The definition of softmax is as follows:
\[\left\{ \frac{\exp(x_i)}{\sum_{j=1}^N \exp(x_j)} \right\}_{i=1}^N\]
It is well-known numerically instable – if any \(x_i\geq 11\), \(\exp(x_i)\) exceeds the maximum value of float16. To address this, we compute an alternative form which gives equivalent result but numerically stable:
\[ \left\{ \frac{\exp(x_i-m)}{\sum_{j=1}^N \exp(x_j-m)} \right\}_{i=1}^N \]
where \(m=\max_{j=1}^N x_j\). This form is safe because \(x_i - m \leq 0\), ensuring that \(0 < \exp(x_i - m) \leq 1\).
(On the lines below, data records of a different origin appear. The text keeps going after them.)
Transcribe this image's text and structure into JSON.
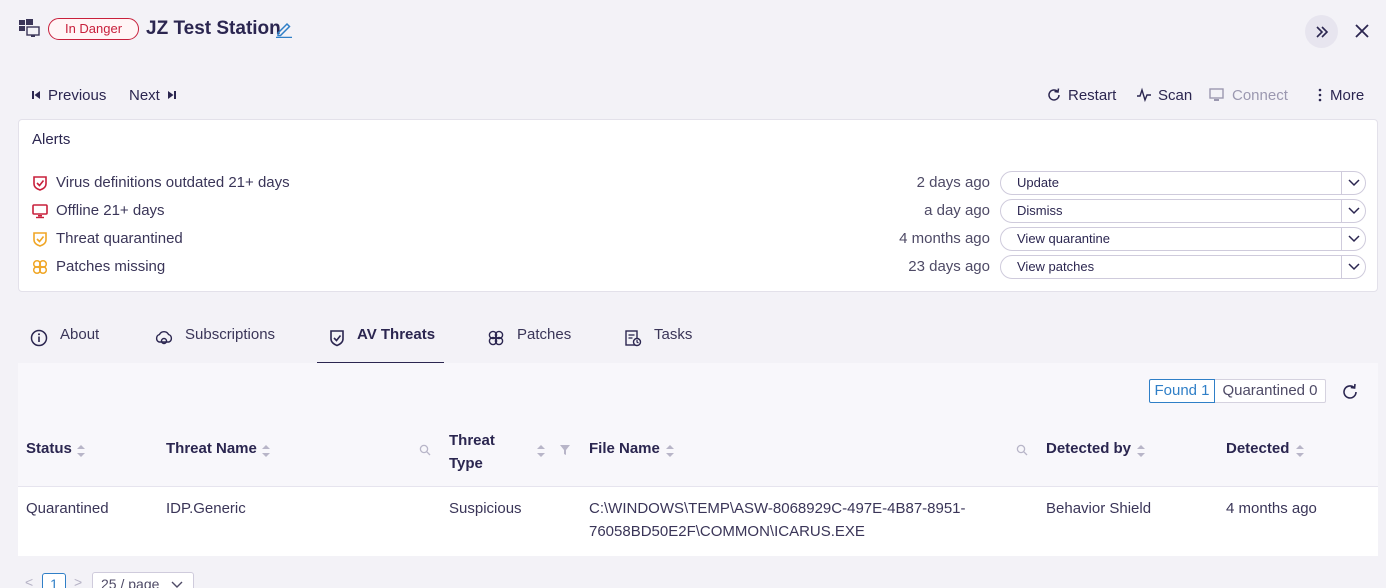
{
  "header": {
    "status_badge": "In Danger",
    "device_name": "JZ Test Station"
  },
  "nav": {
    "previous": "Previous",
    "next": "Next",
    "restart": "Restart",
    "scan": "Scan",
    "connect": "Connect",
    "more": "More"
  },
  "alerts": {
    "title": "Alerts",
    "items": [
      {
        "label": "Virus definitions outdated 21+ days",
        "time": "2 days ago",
        "action": "Update",
        "icon": "shield-alert-icon",
        "color": "#c8203c"
      },
      {
        "label": "Offline 21+ days",
        "time": "a day ago",
        "action": "Dismiss",
        "icon": "monitor-icon",
        "color": "#c8203c"
      },
      {
        "label": "Threat quarantined",
        "time": "4 months ago",
        "action": "View quarantine",
        "icon": "shield-check-icon",
        "color": "#f0a626"
      },
      {
        "label": "Patches missing",
        "time": "23 days ago",
        "action": "View patches",
        "icon": "patch-icon",
        "color": "#f0a626"
      }
    ]
  },
  "tabs": [
    {
      "label": "About",
      "icon": "info-icon"
    },
    {
      "label": "Subscriptions",
      "icon": "subscriptions-icon"
    },
    {
      "label": "AV Threats",
      "icon": "shield-check-icon"
    },
    {
      "label": "Patches",
      "icon": "patch-icon"
    },
    {
      "label": "Tasks",
      "icon": "tasks-icon"
    }
  ],
  "threats": {
    "found_label": "Found 1",
    "quarantined_label": "Quarantined 0",
    "columns": {
      "status": "Status",
      "threat_name": "Threat Name",
      "threat_type_1": "Threat",
      "threat_type_2": "Type",
      "file_name": "File Name",
      "detected_by": "Detected by",
      "detected": "Detected"
    },
    "rows": [
      {
        "status": "Quarantined",
        "threat_name": "IDP.Generic",
        "threat_type": "Suspicious",
        "file_name_1": "C:\\WINDOWS\\TEMP\\ASW-8068929C-497E-4B87-8951-",
        "file_name_2": "76058BD50E2F\\COMMON\\ICARUS.EXE",
        "detected_by": "Behavior Shield",
        "detected": "4 months ago"
      }
    ]
  },
  "pagination": {
    "prev": "<",
    "page": "1",
    "next": ">",
    "page_size": "25 / page"
  },
  "colors": {
    "danger": "#c8203c",
    "warning": "#f0a626",
    "accent": "#2f7fc7",
    "text": "#2b2650"
  }
}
Given an input array \({x_i}{i=1}^N\), the traditional algorithm proceeds by performing the following three inductive processes sequentially to compute the result array \({a_i}{i=1}^N\):
\[ \begin{aligned} m_1 \quad & \ldots & m_i=\max(m_{i-1}, x_m) \quad & \ldots & m_N \\ d_1 \quad & \ldots & d_i=d_{i-1} +\exp(x_i-m_N) \quad & \ldots & d_N \\ a_1 \quad & \ldots & a_i=\frac{\exp(x_i-m_N)}{d_N} \quad & \ldots & a_N \\ \end{aligned} \]
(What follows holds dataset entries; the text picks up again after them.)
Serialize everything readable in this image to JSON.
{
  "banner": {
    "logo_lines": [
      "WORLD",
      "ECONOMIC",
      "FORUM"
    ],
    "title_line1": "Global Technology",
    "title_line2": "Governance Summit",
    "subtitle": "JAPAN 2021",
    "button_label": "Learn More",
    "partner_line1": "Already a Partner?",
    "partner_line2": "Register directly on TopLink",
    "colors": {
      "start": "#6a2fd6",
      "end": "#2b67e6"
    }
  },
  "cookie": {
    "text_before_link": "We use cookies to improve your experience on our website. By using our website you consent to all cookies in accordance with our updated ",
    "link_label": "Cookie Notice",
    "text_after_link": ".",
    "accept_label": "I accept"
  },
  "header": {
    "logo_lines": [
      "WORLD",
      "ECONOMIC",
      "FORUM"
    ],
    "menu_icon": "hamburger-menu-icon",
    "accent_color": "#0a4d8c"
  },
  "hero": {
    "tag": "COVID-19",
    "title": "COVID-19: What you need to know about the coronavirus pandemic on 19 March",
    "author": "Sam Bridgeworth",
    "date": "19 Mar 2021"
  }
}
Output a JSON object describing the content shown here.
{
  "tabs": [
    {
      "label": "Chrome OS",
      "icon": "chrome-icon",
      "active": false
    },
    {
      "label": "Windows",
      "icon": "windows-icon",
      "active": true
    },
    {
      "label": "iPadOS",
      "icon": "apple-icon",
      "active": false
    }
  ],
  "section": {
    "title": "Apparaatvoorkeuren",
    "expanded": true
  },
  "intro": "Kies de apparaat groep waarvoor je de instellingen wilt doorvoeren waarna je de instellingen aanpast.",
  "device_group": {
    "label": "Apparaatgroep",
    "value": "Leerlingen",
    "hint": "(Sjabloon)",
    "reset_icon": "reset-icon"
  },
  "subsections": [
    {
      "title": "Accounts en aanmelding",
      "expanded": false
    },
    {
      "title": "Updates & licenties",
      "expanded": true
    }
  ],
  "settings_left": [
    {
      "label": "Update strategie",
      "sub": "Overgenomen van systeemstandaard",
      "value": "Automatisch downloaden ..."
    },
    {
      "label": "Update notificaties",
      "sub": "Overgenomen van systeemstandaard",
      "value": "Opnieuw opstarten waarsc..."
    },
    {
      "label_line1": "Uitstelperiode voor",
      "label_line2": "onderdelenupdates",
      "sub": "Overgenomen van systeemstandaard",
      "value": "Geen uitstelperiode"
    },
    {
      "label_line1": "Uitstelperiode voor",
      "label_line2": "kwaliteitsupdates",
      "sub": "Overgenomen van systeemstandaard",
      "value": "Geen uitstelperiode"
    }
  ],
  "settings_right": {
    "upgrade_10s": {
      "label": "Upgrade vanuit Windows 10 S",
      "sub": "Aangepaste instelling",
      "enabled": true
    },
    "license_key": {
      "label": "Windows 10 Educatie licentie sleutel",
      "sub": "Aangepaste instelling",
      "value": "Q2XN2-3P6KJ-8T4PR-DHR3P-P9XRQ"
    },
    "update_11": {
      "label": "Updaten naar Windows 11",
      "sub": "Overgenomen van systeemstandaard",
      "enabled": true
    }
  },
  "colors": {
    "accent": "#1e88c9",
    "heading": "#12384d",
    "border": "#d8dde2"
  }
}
However, we prefer inductive processes that can run in parallel on a GPU. This would allow us to load the array \({x_i}{i=1}^N\) once and save the result \({a_i}{i=1}^N\) without needing to store or load intermediate results like \({m_i}\) and \({d_i}\). Unfortunately, the three processes above cannot run in parallel because \(d_i\) depends on \(m_N\), and \(a_i\) depends on both \(d_N\) and \(m_N\).
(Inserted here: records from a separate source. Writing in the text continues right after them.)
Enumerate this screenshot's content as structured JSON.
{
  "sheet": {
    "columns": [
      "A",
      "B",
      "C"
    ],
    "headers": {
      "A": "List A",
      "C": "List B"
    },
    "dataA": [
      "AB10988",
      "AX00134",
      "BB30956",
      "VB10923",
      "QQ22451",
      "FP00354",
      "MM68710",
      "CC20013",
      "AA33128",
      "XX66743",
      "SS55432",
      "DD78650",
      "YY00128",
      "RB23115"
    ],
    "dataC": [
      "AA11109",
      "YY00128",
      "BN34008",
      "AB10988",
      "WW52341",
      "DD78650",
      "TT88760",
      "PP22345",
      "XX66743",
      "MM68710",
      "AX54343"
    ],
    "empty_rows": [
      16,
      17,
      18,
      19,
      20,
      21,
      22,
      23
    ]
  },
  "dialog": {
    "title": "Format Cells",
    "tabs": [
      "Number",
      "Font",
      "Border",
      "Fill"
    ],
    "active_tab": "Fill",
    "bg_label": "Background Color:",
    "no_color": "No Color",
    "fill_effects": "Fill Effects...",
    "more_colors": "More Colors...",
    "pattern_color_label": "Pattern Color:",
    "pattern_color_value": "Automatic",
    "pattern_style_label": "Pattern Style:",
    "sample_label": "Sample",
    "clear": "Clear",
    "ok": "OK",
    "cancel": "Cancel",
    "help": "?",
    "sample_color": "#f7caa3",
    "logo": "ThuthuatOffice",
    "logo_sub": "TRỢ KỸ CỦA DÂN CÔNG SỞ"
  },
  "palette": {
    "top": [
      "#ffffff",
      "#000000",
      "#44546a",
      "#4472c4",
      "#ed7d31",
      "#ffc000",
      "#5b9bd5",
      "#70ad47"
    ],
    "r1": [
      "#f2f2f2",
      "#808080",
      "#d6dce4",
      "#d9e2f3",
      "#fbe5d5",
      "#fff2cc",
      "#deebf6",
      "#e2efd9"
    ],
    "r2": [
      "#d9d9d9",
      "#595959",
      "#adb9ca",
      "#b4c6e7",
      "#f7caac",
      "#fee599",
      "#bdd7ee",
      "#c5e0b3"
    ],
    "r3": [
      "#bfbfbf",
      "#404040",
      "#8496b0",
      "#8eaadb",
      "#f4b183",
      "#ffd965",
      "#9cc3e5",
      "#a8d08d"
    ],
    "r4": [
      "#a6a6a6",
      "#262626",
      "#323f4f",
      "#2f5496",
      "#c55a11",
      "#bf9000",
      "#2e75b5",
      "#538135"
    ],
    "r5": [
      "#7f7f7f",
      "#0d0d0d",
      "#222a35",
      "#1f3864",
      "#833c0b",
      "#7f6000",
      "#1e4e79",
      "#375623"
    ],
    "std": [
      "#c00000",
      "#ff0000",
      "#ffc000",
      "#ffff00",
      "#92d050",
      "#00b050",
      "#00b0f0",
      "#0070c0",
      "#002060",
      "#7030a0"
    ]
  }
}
To address this, let’s explore whether we can construct a surrogate of \(d_i\), denoted as \(\delta_i\), that allows the inductive processes for \(m_i\) and \(\delta_i\) to run in parallel. Specifically, we want \(\delta_i\) to satisfy the following properties:
We begin by considering:
\[\delta_i=\sum_{j=1}^i \exp(x_j-m_i)\]
To ensure \(\delta_i\) depends on \(\delta_{i-1}\), which is:
\[\delta_{i-1}=\sum_{j=1}^{i-1} \exp(x_j-m_{i-1})\]
we need to split \(\delta_i\) into two parts: one involving \(\delta_{i-1}\) (which should not depend on \(x_i\) or \(m_i\)), and the remaining terms that depend on \(x_i\) and \(m_i\). The first step is straightforward – we separate the last term in the summation:
\[\delta_i=\sum_{j=1}^{i-1} \exp(x_j-m_i) + \exp(x_i-m_i)\]
Now, \(x_i\) only appears in the second term. However, \(m_i\) still appears in the summation. Let’s take the next step:
\[ \begin{aligned} \delta_i &= \sum_{j=1}^{i-1} \exp(x_j-m_{i-1}+m_{i-1}-m_i) + \exp(x_i-m_i) \\ &= \left[\sum_{j=1}^{i-1} \exp(x_j-m_{i-1})\right] \exp(m_{i-1}-m_i) + \exp(x_i-m_i) \end{aligned} \]
The expression inside the square brackets is exactly \(\delta_{i-1}\). Therefore, we have:
\[ \delta_i = \delta_{i-1} \exp(m_{i-1}-m_i) + \exp(x_i-m_i) \]
This allows us to compute \(\delta_i\) inductively in parallel with \(m_i\).